Chilean Crêpes Filled
What do you get when
you roll up a crêpe with a filling of manjar?
A heavenly pancake, or panqueque celestino, in Spanish.
Chileans don't eat
pancakes, but they love crêpes, which they call panqueques. They're thinner
and lighter, to allow them to enclose a filling, such as manjar.
Chilean crepes filled with manjar
*Makes 4 servings*
1 c whole milk
2 large eggs
1 t pure vanilla extract
¾ c all-purpose flour
2 T butter (and more for cooking)
1 c manjar
In a medium bowl, whisk the eggs and the milk until combined.
Add the vanilla and salt. Stir in the flour, a little at a time, until
well combined. Let the batter rest about 30 minutes.

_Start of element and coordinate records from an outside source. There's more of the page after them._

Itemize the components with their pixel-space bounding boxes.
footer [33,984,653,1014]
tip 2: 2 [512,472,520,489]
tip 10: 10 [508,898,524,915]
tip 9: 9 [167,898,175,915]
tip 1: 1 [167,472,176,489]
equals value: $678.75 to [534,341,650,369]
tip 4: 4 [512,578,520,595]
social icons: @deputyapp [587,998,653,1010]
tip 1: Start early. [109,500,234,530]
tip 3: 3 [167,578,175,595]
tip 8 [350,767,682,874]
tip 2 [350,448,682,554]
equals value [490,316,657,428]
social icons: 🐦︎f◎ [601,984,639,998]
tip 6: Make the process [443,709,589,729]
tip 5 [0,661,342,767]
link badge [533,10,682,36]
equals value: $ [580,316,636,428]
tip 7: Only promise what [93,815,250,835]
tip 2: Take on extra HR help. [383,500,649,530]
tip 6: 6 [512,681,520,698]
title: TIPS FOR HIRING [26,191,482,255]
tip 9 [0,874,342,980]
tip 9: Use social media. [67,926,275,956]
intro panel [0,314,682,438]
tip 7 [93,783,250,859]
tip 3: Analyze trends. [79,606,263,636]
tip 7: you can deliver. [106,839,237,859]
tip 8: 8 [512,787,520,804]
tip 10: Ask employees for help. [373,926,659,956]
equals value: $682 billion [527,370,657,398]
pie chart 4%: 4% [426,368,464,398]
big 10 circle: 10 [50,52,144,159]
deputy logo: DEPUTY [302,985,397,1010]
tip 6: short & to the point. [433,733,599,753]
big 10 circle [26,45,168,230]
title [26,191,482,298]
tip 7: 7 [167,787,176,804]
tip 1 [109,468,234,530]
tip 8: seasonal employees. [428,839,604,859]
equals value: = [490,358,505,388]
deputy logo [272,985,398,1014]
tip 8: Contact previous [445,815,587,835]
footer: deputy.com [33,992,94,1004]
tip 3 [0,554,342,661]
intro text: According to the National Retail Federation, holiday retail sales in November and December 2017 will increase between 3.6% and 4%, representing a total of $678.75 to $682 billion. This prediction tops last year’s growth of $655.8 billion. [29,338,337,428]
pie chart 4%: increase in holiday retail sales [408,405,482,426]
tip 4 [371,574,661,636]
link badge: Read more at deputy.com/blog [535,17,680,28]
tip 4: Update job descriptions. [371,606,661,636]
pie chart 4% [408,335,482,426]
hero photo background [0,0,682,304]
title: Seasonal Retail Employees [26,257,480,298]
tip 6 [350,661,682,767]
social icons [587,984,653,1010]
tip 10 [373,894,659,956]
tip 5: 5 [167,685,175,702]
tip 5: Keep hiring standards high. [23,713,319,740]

Melt 2 T of butter in an 8-inch nonstick skillet over medium heat. Stir
into the batter. Heat a little more butter or oil into the skillet. Pour
a scant 1/3 c batter into the pan. Tilt the pan slightly to cover the
entire surface with a thin layer of batter. Cook over medium heat until
light brown on the bottom. Turn the crepe with a spatula and brown the
other side. Repeat until all batter is used (about 8 crepes). Stack the
crepes on a plate until ready to serve.
Preheat the broiler.
Spread each crepe with 1 to 2 T of manjar and roll tightly or fold in
quarters. Place the crepes on a baking sheet and dust generously with
powdered sugar. Broil until the sugar is lightly caramelized. Serve at once.